My thinking was that as per, charges are not allowed in the UK and EEA from January 2018.

As per “rest of the world”, Regulation 4 of The Consumer Rights (Payment Surcharges) Regulations 2012 would have to apply.

Thank you!

(Hannah) #12

Hello @Vlad, these charges are only incurred by the company that is raising funds. We do not charge any kind of fees to investors for making an investment.

(Vladislav Kozub) #13

Thank you for responding. @Rob / @Viktor, any chance you could advise on the following?

Does it mean Freetrade is charging additional payment processing fees?


(Hannah) #14

No, Stripe (the payment processing service) charges Freetrade for each payment taken. No fees are charged to investors from us, Freetrade or Stripe.

(Vladislav Kozub) #15

Okay, so dumb question coming now:

If I invest £10 with a card registered in Antarctica, I, as an investor, will have received all shared equivalent to the value of £10 but Freetrade will only get =£10-CrowdcubeFee@7%-StripeFee@2.9%. Am I correct?

Thank you!

(Hannah) #16

Yes that is correct :blush:

(Viktor) #17

Adam just shared this VC article on Sugru:

Interesting take-aways for me:

we lost most of our investment

So they recouped a little bit of it - VCs might have had different terms than crowdfunding investors? :thinking:

To build mainstream awareness for Sugru, along with mass retail distribution, takes much longer, and requires more investment than any of us imagined.

To me, marketing really makes or breaks startups in 2018.


It’s up to all of us to get Freetrade out there and known (and adopted) … but I might leave the bulk of the marketing to you guys :thinking:

(Viktor) #19

That’s fine. :+1::muscle:

My point was more about how much startups tend to underestimate marketing.

:nerd_face: Somewhat related: :nerd_face:

(Vladislav Kozub) #21

Make sure to return these 10% back to the taxman :wink:

(Vladislav Kozub) #23

You knew what I meant! :yum:

(Viktor) #25

I’m tempted to dig into this and maybe share what I find, if any useful. Marketing costs could be low with a huge following, but I don’t know what I don’t know.


I’m more than happy to provide any guidance Freetrade would like to ask of me. :sunglasses:

Stephens guide to running a business (follow at your own risk)
Rule #1 focus on your product/service/offering
Rule #2 make people aware of your product/service/offering
Rule #3 get it out to market
Rule #4 don’t try to be what you’re not
Rule #5 spend the money where it is needed not where your pet interest is (i.e. No Sugru you don’t need the latest in server technology and ERP software that costs £500,000+ just use a damn spreadsheet for now)
Rule #6 make your business scalable
Rule #7 make your community richer!

I personally like rule #7

Freetrade’s CrowdCube Fundraise
(Viktor) #28

Did they really spend £500k on ERP? Even without context, that sounds like a poor decision to me.

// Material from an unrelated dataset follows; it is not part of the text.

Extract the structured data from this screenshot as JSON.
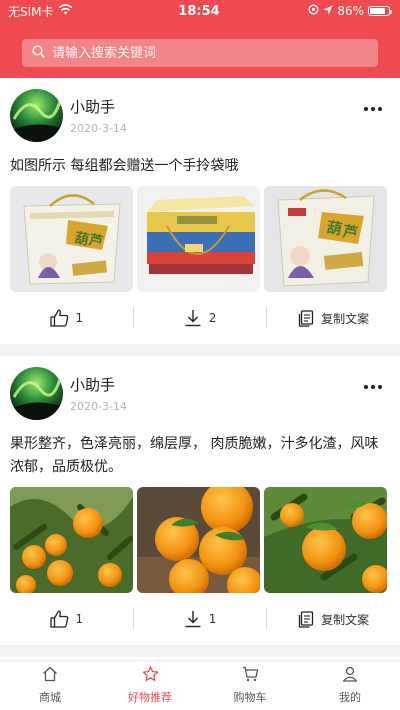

This article is trying to say that Sugru “almost crowdfunded itself to death”, whatever that means.

To me it’s hard to see how crowdfunding was an issue here, as it sounds like an execution issue. Not different from most of these extremely costly VC-funded startup failures.


There’s talk about misleading claims and poor due diligence on

Not sure whether it’s enough evidence for those claims.

Good to see the product live on but feel bad for the investors, last fundraise was last year or something.


I feel bad for the hard working staff, after all their effort and years of work their options are worth £0 - the selling price was below the option threshold and so they get nothing.

Some members of staff even took salary cuts so they could have more options, they lost out twice. :slightly_frowning_face:


I didn’t know that. The lack of transparency is another thing I’ve noticed as well as CrowdCube and Sugru spinning this as a success, when it’s clearly not.


If I remember correctly, they mentioned implementing SAP Business One in one of their updates.


When did that happen?


Based off what the email they sent out said, I saw a snippet, it said something to the effect of the company has been sold to one of the worlds leading etc with the difficult news is the low price…

Additionally there was some Tweets which also lent more towards it’s good news.

I get that in some ways it’s good news, the product lives on, investors got some money back. However, overall the whole way it played out has poor optics and I’m saying that as someone who has committed a good chunk of money in startups on CrowdCube, including in Crowdcube itself.